In a joint resolution, all countries of the WHO Eastern Mediterranean Region -- Afghanistan, Bahrain, Djibouti, Egypt, Iran, Iraq, Jordan, Kuwait, Lebanon, Libya, Morocco, Oman, Pakistan, Qatar, Saudi Arabia, Somalia, Sudan, Syrian Arab Republic, Tunisia, United Arab Emirates and Yemen -- declared polio eradication to be an emergency and called on Pakistan to urgently access and vaccinate all of its children to stem the international spread of its viruses.
Pakistan is one of a handful of countries that had not eradicated polio before this outbreak in Syria in October. However, WHO officials had said earlier that the Syria outbreak came from a strain that originated in Pakistan.
The countries also called for support in negotiating and establishing access to those children who are currently unreached with polio vaccination.
Dr. Jaouad Mahjour, director of communicable diseases prevention and control at WHO's Eastern Mediterranean Regional Office, stressed the necessity of reaching all children inside Syria and in neighboring countries.
"WHO and UNICEF are coordinating the vaccination campaign with all concerned parties to make sure that all children are vaccinated no matter where they are located," Mahjour said in a statement.
Officials at WHO and UNICEF said they are committed to working with all organizations and agencies providing humanitarian assistance to Syrians affected by the conflict. This includes vaccinating all Syrian children no matter where they are, whether in government or contested areas, or indeed outside Syria, Mahjour said.
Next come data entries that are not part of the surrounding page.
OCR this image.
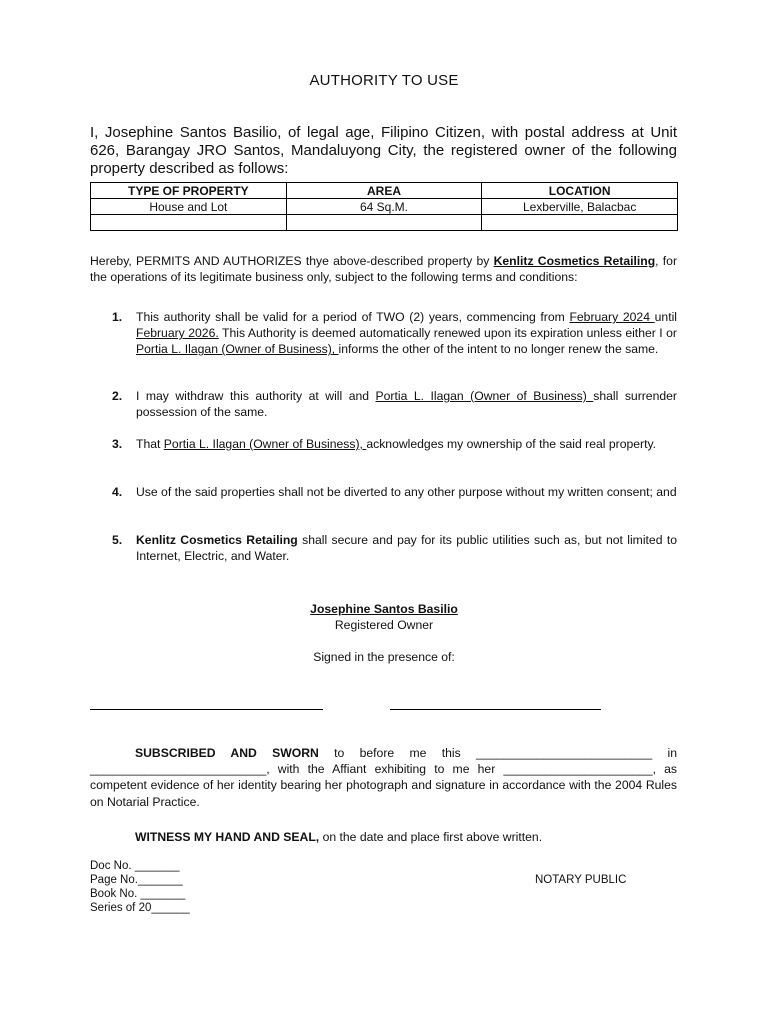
AUTHORITY TO USE
I, Josephine Santos Basilio, of legal age, Filipino Citizen, with postal address at Unit 626, Barangay JRO Santos, Mandaluyong City, the registered owner of the following property described as follows:
TYPE OF PROPERTY	AREA	LOCATION
House and Lot	64 Sq.M.	Lexberville, Balacbac

Hereby, PERMITS AND AUTHORIZES thye above-described property by Kenlitz Cosmetics Retailing, for the operations of its legitimate business only, subject to the following terms and conditions:
1.	This authority shall be valid for a period of TWO (2) years, commencing from February 2024 until February 2026. This Authority is deemed automatically renewed upon its expiration unless either I or Portia L. Ilagan (Owner of Business), informs the other of the intent to no longer renew the same.
2.	I may withdraw this authority at will and Portia L. Ilagan (Owner of Business) shall surrender possession of the same.
3.	That Portia L. Ilagan (Owner of Business), acknowledges my ownership of the said real property.
4.	Use of the said properties shall not be diverted to any other purpose without my written consent; and
5.	Kenlitz Cosmetics Retailing shall secure and pay for its public utilities such as, but not limited to Internet, Electric, and Water.
Josephine Santos Basilio
Registered Owner
Signed in the presence of:
SUBSCRIBED AND SWORN to before me this __________________________ in __________________________, with the Affiant exhibiting to me her ______________________, as competent evidence of her identity bearing her photograph and signature in accordance with the 2004 Rules on Notarial Practice.
WITNESS MY HAND AND SEAL, on the date and place first above written.
Doc No. _______
Page No._______
Book No. _______
Series of 20______
NOTARY PUBLIC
The first priorities are to resupply and reactivate the required health infrastructure, including redeploying health workers to deliver vaccine in worst-affected areas, and moving vaccine across conflict lines where necessary and possible, Mahjour said.
Larger-scale outbreak response across the Syrian Arab Republic and neighboring countries will continue, to last for at least six to eight months depending on the area and based on evolving epidemiology, Mahjour said.